Sie wurden „New York’s Finest“ und „New York’s Bravest“ genannt. Sie rannten in die brennenden Türme, als Amerika von einer Handvoll Terroristen angegriffen wurde. Doch so fein und so mutig waren einige von ihnen dann wohl doch nicht. Am Dienstag wurden Dutzende von ehemaligen Polizisten und Feuerwehrleuten, deren Anwälte und Ärzte aus New York verhaftet. Man wirft ihnen massiven Versicherungsbetrug vor, der den Steuerzahlern Hunderte von Millionen Dollar gekostet haben soll.

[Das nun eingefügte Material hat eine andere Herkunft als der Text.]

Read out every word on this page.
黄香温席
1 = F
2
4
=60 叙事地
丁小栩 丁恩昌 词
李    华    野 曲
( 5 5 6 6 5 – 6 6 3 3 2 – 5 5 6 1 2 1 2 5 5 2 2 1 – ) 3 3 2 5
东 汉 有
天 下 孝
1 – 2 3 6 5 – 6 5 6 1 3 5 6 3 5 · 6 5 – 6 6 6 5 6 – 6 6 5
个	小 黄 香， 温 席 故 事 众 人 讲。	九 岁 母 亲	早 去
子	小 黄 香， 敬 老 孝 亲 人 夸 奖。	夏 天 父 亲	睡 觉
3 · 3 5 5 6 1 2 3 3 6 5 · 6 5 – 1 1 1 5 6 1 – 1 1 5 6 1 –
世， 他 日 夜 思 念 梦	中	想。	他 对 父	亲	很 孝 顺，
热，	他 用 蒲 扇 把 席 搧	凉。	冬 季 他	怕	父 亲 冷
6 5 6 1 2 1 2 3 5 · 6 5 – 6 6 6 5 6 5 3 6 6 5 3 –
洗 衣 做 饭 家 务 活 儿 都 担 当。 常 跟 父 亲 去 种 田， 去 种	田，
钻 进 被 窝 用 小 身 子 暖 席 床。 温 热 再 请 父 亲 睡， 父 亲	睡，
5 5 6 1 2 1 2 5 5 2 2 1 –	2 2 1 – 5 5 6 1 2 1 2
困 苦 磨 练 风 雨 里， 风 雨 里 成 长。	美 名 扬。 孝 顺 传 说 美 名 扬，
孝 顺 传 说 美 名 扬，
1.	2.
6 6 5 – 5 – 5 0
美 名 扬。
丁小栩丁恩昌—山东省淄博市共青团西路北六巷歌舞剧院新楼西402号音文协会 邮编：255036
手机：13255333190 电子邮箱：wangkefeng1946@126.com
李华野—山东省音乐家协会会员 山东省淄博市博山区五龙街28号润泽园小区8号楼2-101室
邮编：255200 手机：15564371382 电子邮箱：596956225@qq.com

Am Terrortag, dem 11. September 2001, starben 343 Feuerwehrleute und 23 Polizisten in den Trümmern des World Trade Centers. Unzählige der Einsatzkräfte ließen sich danach pensionieren. Stress, Alpträume, gesundheitliche Probleme wurden angeführt. Für den Großteil der Betroffenen traf das sicherlich auch zu. Doch einige der Frührentner erschwindelten sich anscheinend lukrative Abfindungen, Entschädigungen, Pensionen. Sie arbeiteten einfach danach an anderer Stelle weiter, obwohl das unter den Rahmenbedingungen nicht erlaubt war. Auch behielten etliche der Polizisten ihre Knarren, ebenfalls ein Verstoß gegen Richtlinien. Zwei Jahre lang untersuchte unter höchster Geheimhaltung eine Spezialabteilung der New Yorker Staatsanwaltschaft mit Unterstützung des „Internal Affairs Bureau“ der New Yorker Polizei etliche Fälle von Frühpensionisten nach den Terroranschlägen von 9/11. Am Dienstag schlugen sie dann zu, verhafteten Dutzende von ehemaligen Beamten. Ein Skandal der besonderen Schwere, denn hier werden die amerikanischen „Helden“ des 11. Septembers direkt angeklagt.